France

Un internaute condamné pour diffamation d’un médecin sur Google.

Un habitant du Morbihan a été condamné par la Cour d’appel de Rennes pour avoir diffamé un médecin en ligne le 28 septembre 2024. Le 17 février 2026, la cour a décidé que le commentaire laissé par l’internaute était bien diffamant, entraînant une condamnation à verser 1.500 euros pour le préjudice moral et 1.500 euros pour le préjudice réputationnel.


On ne pourra jamais le rappeler suffisamment : soyez extrêmement vigilant quant à ce que vous publiez sur Internet. Bien que la liberté d’expression soit un principe fondamental, un simple commentaire sur Google peut entraîner des poursuites si vous franchissez certaines limites. Récemment, un résident du Morbihan a appris cela à ses dépens. Il a été condamné il y a quelques jours par la Cour d’appel de Rennes pour avoir diffamé un médecin en ligne.

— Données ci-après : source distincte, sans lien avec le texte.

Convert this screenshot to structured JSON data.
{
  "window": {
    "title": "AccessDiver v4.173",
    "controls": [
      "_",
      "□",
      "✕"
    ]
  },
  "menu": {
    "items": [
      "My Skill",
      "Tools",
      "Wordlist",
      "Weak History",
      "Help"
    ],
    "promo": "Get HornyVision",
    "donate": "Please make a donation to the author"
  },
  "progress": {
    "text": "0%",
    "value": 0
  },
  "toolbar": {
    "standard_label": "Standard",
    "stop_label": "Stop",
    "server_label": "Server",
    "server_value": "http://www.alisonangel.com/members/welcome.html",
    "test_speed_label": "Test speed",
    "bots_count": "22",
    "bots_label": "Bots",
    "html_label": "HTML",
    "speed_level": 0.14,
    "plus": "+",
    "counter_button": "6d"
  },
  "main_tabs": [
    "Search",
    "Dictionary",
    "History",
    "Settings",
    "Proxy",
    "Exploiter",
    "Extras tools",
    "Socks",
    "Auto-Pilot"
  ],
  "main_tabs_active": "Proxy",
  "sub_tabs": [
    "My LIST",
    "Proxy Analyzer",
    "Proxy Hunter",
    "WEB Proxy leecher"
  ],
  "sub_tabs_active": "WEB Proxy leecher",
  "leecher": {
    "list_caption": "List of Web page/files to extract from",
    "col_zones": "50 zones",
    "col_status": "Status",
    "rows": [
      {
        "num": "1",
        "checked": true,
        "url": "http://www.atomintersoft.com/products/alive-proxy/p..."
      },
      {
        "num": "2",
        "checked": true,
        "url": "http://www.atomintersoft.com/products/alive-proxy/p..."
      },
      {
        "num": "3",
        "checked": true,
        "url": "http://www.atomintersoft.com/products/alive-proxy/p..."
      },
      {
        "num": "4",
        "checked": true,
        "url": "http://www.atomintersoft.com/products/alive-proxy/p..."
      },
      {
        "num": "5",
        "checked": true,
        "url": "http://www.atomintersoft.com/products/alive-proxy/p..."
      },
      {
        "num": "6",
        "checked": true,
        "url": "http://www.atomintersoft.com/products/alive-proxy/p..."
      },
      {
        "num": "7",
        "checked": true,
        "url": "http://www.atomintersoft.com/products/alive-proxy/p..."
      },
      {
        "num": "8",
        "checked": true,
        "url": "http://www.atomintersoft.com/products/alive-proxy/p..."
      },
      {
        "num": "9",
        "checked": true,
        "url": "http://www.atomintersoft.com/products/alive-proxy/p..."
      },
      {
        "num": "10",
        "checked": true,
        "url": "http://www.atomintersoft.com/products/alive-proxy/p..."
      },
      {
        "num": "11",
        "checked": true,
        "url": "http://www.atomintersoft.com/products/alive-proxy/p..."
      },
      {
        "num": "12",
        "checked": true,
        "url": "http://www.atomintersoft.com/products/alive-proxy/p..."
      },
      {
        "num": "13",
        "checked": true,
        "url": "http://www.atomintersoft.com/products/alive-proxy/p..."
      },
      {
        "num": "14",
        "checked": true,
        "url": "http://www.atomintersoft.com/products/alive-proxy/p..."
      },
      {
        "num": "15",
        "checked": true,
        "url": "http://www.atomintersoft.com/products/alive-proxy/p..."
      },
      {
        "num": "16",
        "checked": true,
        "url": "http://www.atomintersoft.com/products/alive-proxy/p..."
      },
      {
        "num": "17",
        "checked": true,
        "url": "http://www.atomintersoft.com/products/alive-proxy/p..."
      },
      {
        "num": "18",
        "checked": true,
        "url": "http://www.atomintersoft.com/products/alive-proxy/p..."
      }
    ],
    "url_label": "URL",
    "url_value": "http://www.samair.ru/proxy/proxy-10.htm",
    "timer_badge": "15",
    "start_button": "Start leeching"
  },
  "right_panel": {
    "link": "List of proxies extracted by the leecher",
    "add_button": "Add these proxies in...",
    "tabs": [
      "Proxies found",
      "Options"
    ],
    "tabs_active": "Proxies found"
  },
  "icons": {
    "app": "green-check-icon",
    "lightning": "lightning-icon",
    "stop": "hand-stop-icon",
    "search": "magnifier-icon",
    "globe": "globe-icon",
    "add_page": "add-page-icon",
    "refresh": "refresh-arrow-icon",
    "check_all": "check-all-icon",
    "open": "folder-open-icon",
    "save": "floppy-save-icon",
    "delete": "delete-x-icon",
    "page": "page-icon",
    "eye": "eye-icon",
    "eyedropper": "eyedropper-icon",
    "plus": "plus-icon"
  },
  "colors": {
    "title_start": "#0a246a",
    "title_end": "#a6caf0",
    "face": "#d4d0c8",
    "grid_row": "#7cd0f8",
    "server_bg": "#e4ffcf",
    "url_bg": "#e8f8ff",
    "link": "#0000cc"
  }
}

Les événements remontent au 28 septembre 2024. Ce jour-là, l’internaute avait laissé un avis sur le site de la clinique Océane à Vannes. Dans son commentaire, il critiquait le médecin de SOS Médecins qui avait examiné sa compagne une semaine auparavant, l’accusant d’une erreur de diagnostic et de soins inappropriés. Il termina son message en insinuant que le médecin était un « charlatan » et que recevoir un tel traitement dans un hôpital privé était « effrayant ».

Diffusé sur Google, cet avis n’a pas été bien accueilli par le professionnel concerné. « Ce commentaire était clairement diffamant et mettait en question ses compétences et sa qualité de médecin », déclare Me Émeline Hamon, son avocate. Elle précise : « Cette personne n’était même pas son patient. » Ne pouvant répondre à cette critique en ligne en raison du secret médical, le médecin a décidé de saisir le juge des référés le 10 décembre 2024 pour demander le retrait du commentaire litigieux sous astreinte. Il a également revendiqué une indemnisation de 10.000 euros pour le préjudice d’atteinte à son image et pour son préjudice moral.

Reste à savoir que l’avis est resté en ligne plusieurs semaines avant d’être retiré par son auteur juste avant l’assignation. Pour le médecin, cela a été trop tard, car il estime que sa réputation avait déjà été entachée. « Cela a nui aussi bien à l’image qu’il a auprès du personnel de la clinique privée avec laquelle il collabore quotidiennement qu’à celle que lui renvoie la patientèle des deux entités, la clinique et SOS Médecins », détaille Me Émeline Hamon.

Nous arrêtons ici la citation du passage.